Check table definition with: show create table xxxx Add appropriate indexes, ensuring the indexed column has sufficient selectivity and performing the operation during low‑traffic periods.

Index Invalid

When MySQL does not use an expected index, you can force it:

select name, code from student force index(XXXXXX) where name = '天才'

Too Many Joins or Sub‑queries

Prefer joins over sub‑queries and limit the number of tables joined (generally 2‑3). For large joins, consider fetching data in multiple steps and assembling results in application code.

Excessive IN Elements

Split large IN lists into smaller batches or limit the number of elements (e.g., 200). Example:

select id from student where id in (1,2,3, ... 1000) limit 200

Programmatic guard:

if (ids.size() > 200) {
    throw new Exception("单次查询数据量不能超过200");
}

Large Data Volume

When data size alone causes slowness, consider sharding, moving to a more suitable database, or redesigning the storage architecture.

Complex Business Logic – Loop Calls

Example of sequential month calculations:

List<Model> list = new ArrayList<>();
for (int i = 0; i < 12; i++) {
    Model model = calOneMonthData(i);
    list.add(model);
}

Parallelize with a thread pool:

public static ExecutorService commonThreadPool = new ThreadPoolExecutor(
    5, 5, 300L, TimeUnit.SECONDS,
    new LinkedBlockingQueue<>(10), commonThreadFactory,
    new ThreadPoolExecutor.DiscardPolicy());

List<Future<Model>> futures = new ArrayList<>();
for (int i = 0; i < 12; i++) {
    Future<Model> future = commonThreadPool.submit(() -> calOneMonthData(i));
    futures.add(future);
}

List<Model> list = new ArrayList<>();
for (Future<Model> f : futures) {
    list.add(f.get());
}

Complex Business Logic – Sequential Calls

Original sequential code:

A a = doA();
B b = doB();
C c = doC(a, b);
D d = doD(c);
E e = doE(c);
return doResult(d, e);

Parallel version using CompletableFuture:

CompletableFuture<A> futureA = CompletableFuture.supplyAsync(() -> doA());
CompletableFuture<B> futureB = CompletableFuture.supplyAsync(() -> doB());
CompletableFuture.allOf(futureA, futureB).join();
C c = doC(futureA.join(), futureB.join());
CompletableFuture<D> futureD = CompletableFuture.supplyAsync(() -> doD(c));
CompletableFuture<E> futureE = CompletableFuture.supplyAsync(() -> doE(c));
CompletableFuture.allOf(futureD, futureE).join();
return doResult(futureD.join(), futureE.join());

Thread‑Pool Design Issues

Improper core size, queue saturation, or max‑thread limits can cause tasks to wait or be rejected. Adjust core/max sizes, separate pools per business domain, and monitor queue depth.

Lock Design Issues

Using a coarse‑grained synchronized block can block unrelated operations.
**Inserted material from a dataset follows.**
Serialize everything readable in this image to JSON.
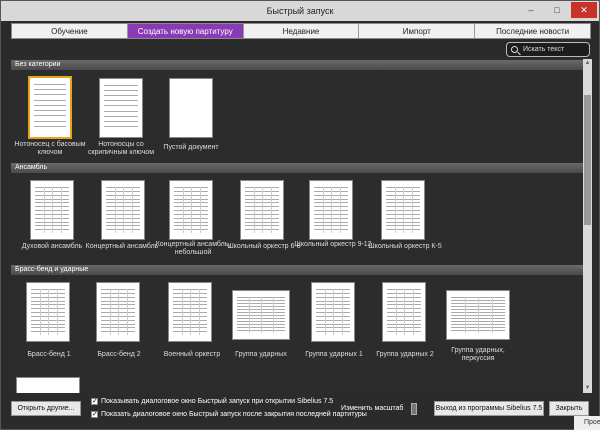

Refactor to narrow the lock scope:

public void doSome() {
    File f = null;
    synchronized (this) {
        f = calData();
    }
    uploadToS3(f);
    sendSuccessMessage();
}

Machine Problems

Full GC, thread leaks, or resource exhaustion can degrade performance; address by profiling, limiting task sizes, and isolating thread pools.

Universal Remedies

Caching

Use in‑memory or distributed caches (e.g., map, Guava, Redis, Tair, Memcached) to store frequently accessed data, reducing database load.

Callback / Async Processing

For long‑running external calls (e.g., payment gateways), return a fast success response and notify the caller later via callbacks or message queues (Kafka).

Conclusion

The author shares a concise summary of performance‑optimization experiences, inviting discussion and further knowledge exchange.